Die Proteste, sagen die Studenten, würden auch nach der Räumung weitergehen. Kann schon sein, aber werden sie irgendwann auch in der Lage sein, klarzumachen, wogegen sie protestieren und wofür sie konkret kämpfen?
Auch die Politik, das haben diese zwei Monate gezeigt, wird in nächster Zukunft nicht bereit und in der Lage sein, so etwas wie ein hochschulpolitisches Konzept vorzulegen. Weder der Bundeskanzler noch der Wissenschaftsminister hat die Öffentlichkeit wissen lassen, welchen Teil der Forderungen sie für berechtigt halten und welchen nicht. Vor allem aber weiß nach wie vor niemand, was die Studierenden und Lehrenden der österreichischen Universitäten heute und in Zukunft an organisatorischen und finanziellen Rahmenbedingungen zu erwarten haben.
Der „Hochschuldialog“, den der hilflose Wissenschaftsminister nach einer mehrwöchigen Schrecksekunde ins Leben gerufen hat, ist die typisch österreichische Lösung. Österreich ist ja das Land, in dem man alles daransetzt, eine Lösung zu finden, ehe man das Problem verstanden hat. Bis Juni 2010 wird man sich also sicher über die Verwendung der 34Millionen Euro einigen können, die der Noch-Wissenschaftsminister als eine Art Gnadenbrot zurücklässt, ehe er sich nach Brüssel verabschiedet. Aber die strukturelle Frage, an der alles Weitere hängt, wird auch der Hochschuldialog nicht beantworten: ob es für die Republik sinnvoll ist, den Mythos vom „freien Hochschulzugang“ aufrechtzuerhalten.
Wer das will und außerdem gegen die Einführung von Studiengebühren ist, muss wissen, dass er den Universitäten sehr viel mehr Geld zur Verfügung stellen muss, um die Verstopfungseffekte, die wir jetzt an den Unis sehen, zu mildern. Oder aber man bekennt sich ehrlich dazu, eine festgelegte Zahl von Studienplätzen finanziell so auszustatten, dass für alle, die aufgrund einer leistungsorientierten Selektion einen Studienplatz erhalten, ein reibungsloser Studienbetrieb möglich wird. Soziale Selektion lässt sich durch ein vernünftiges Stipendien- und Kreditsystem vermeiden.
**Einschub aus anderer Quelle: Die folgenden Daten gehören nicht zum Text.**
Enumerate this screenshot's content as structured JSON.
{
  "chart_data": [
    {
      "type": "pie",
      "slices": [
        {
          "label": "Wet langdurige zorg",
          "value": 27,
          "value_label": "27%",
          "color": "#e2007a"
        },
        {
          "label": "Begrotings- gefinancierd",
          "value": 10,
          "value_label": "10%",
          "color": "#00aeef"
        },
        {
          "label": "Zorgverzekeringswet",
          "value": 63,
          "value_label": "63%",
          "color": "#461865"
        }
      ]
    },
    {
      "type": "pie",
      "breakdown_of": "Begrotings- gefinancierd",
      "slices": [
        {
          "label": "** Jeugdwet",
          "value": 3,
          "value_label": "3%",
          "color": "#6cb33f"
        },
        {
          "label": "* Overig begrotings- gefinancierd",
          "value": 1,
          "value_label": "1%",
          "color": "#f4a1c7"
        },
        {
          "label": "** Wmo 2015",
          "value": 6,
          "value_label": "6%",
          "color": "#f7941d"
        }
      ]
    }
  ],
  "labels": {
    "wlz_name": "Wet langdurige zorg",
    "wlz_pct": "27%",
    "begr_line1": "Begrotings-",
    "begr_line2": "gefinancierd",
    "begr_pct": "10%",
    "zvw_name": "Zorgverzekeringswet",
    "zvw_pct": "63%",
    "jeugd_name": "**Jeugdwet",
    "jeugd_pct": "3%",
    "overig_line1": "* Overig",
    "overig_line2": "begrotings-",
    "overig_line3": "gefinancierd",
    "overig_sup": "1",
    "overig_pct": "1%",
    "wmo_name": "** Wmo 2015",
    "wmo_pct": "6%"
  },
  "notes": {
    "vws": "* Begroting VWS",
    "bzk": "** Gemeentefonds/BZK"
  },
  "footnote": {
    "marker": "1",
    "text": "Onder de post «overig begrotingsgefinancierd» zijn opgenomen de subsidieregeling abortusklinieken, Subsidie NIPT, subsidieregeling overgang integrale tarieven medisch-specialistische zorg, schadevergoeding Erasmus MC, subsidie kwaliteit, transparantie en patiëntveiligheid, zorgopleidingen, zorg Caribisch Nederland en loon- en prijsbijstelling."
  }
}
Nach allen Erfahrungen, die wir bisher gemacht haben, wäre zusätzliches Geld im bisherigen System schlecht eingesetzt, weil es Umverteilung von unten nach oben bedeutet. Aber welche Entscheidung auch immer die Politik treffen würde: Sie wäre die Grundlage für eine ernsthafte Debatte.
Derzeit sieht die Position der österreichischen Regierung, wenn man von einer solchen überhaupt sprechen kann, so aus: Wir wollen beim freien Hochschulzugang bleiben, aber nicht nennenswert mehr Geld in das universitäre System investieren. Das führt zwangsläufig zu einer untragbaren Situation, wie wir sie eben derzeit an den Universitäten haben.
Der berechtigte Unmut über diese Situation stand am Anfang der sich jetzt auflösenden Protestbewegung. Man kann den Akteuren den Vorwurf nicht ersparen, dass sie für ihr Scheitern selbst verantwortlich sind: Erwachsenen Menschen, die sich selbst als die künftige Elite dieser Gesellschaft sehen, muss man zutrauen können, dass sie sich ein konsistentes Bild ihrer Situation machen und daraus nachvollziehbare, konkrete Forderungen ableiten.
Noch viel mehr müsste man aber von einer Regierung erwarten können, dass sie ein nachvollziehbares Konzept für die Ausbildung der künftigen Elite des Landes hat. Das hat sie nicht, und deshalb hat sie sich den schärfsten Protest einer Generation verdient, deren Zukunft nicht ernst genug genommen wird.
Schade, dass diese Chance nicht genutzt wurde.